A crowd listened to one of five faculty speakers for the biennial art reception on Oct. 26 in Archer Gallery at 1 p.m.
Art instructor Michelle Ramin has two of a 10-painting series on display depicting the Mona Lisa through hands and cameras. She said her inspiration came after seeing Da Vinci’s Mona Lisa and Monet’s Water Lilies in Paris with her husband.
Arriving jetlagged yet eager at The Louvre museum by 8 a.m., she said thousands of people already barricaded the Mona Lisa, waving electronics to makeshift binoculars. Ramin said her goal is to encourage viewers to examine their own use of social media and technology. “How addicted are you?” she asked.
The Art Talks series and the gallery receptions are both made possible through the Archer Gallery program. The two events correlate in support of the featured exhibitions.
A Painter of almost 40 years, Stephen Hayes said it took almost six hours to complete his oil landscape, which pulls inspiration from exploring Google Maps.
“I’m seeing what it makes me feel like, what it makes me smell,” he said.
Graphic design student Victoria Gutierrez said her first experience at an Archer Gallery reception allowed her to reflect on her own creative goals. “It’s cool to see people sharing their art and to be on the other side of that,” Gutierrez said.
Art Professor Senseney Stokes’ “bloody” taxidermy rabbit was Guiterrez’s favorite work.

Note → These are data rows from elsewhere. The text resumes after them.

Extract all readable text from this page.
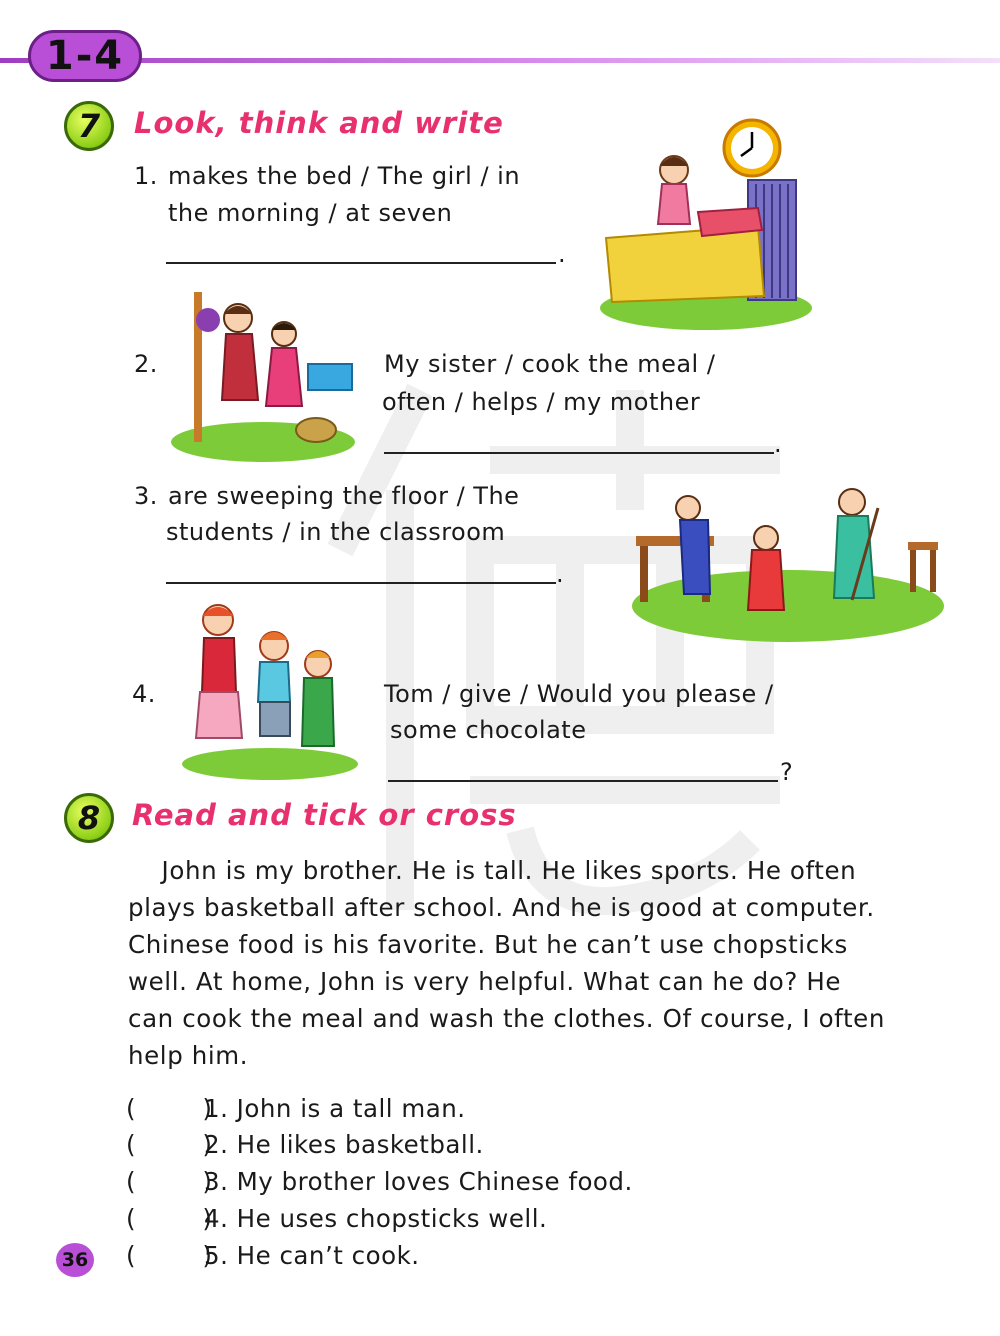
1-4
7	Look, think and write
1. makes the bed / The girl / in
the morning / at seven
.
2.	My sister / cook the meal /
often / helps / my mother
.
3. are sweeping the floor / The
students / in the classroom
.
4.	Tom / give / Would you please /
some chocolate
?
8	Read and tick or cross
John is my brother. He is tall. He likes sports. He often
plays basketball after school. And he is good at computer.
Chinese food is his favorite. But he can’t use chopsticks
well. At home, John is very helpful. What can he do? He
can cook the meal and wash the clothes. Of course, I often
help him.
(        )
1. John is a tall man.
(        )
2. He likes basketball.
(        )
3. My brother loves Chinese food.
(        )
4. He uses chopsticks well.
(        )
5. He can’t cook.
36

Titled, “Where I end and You Begin,” Stokes said she made her piece “as gruesome as possible” and was pleased with the final effect. “I don’t think rabbits even have that much blood in their bodies,” she said.
Stokes organizes Archer Gallery’s receptions and said her goal is to enrich Clark by providing professional art and two art talks every quarter where you can learn about the approach, process and execution.

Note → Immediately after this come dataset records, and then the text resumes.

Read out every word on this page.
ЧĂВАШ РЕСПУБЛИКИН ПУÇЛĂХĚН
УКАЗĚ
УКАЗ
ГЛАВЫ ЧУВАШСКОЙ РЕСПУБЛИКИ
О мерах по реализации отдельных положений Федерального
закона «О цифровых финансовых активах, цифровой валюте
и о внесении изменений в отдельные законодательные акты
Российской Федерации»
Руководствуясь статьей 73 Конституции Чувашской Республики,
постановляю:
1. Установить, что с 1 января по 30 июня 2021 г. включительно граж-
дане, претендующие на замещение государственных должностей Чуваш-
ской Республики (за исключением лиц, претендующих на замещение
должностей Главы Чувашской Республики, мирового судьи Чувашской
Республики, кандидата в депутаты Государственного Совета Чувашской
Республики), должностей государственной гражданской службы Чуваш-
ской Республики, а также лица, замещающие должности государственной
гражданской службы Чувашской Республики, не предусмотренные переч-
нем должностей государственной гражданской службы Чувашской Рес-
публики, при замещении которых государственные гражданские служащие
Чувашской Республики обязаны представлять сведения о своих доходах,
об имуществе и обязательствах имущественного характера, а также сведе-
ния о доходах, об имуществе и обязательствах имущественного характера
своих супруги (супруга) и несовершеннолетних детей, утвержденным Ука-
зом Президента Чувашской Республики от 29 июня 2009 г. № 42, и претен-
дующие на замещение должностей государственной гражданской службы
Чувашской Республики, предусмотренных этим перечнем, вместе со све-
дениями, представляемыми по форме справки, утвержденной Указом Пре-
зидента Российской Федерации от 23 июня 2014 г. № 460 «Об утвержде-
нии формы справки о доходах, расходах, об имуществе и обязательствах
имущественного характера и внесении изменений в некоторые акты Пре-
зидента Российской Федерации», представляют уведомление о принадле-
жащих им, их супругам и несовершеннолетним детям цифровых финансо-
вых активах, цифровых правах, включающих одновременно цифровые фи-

There are plenty of talks on deck for following quarters. According to Clark’s website, one will be held on Nov. 16 from seven to eight p.m. in the Penguin Union Building student lounge. Stokes said one talk will feature Seattle-based mathematical painter Michael Schultheis.
She’s looking to show his work, which has been displayed in over 40 exhibitions worldwide. Stokes hopes to invite Portland-native artist Victor Maldonado to feature in the gallery.
She said in Spring the gallery will solely feature an artist-in-residence, who will share knowledge with art students and faculty for a week.
Though the program is directed toward aspiring art students, Stokes said she adores when people from different departments with different majors wander through. The gallery is free and open to the public Tuesday through Saturday.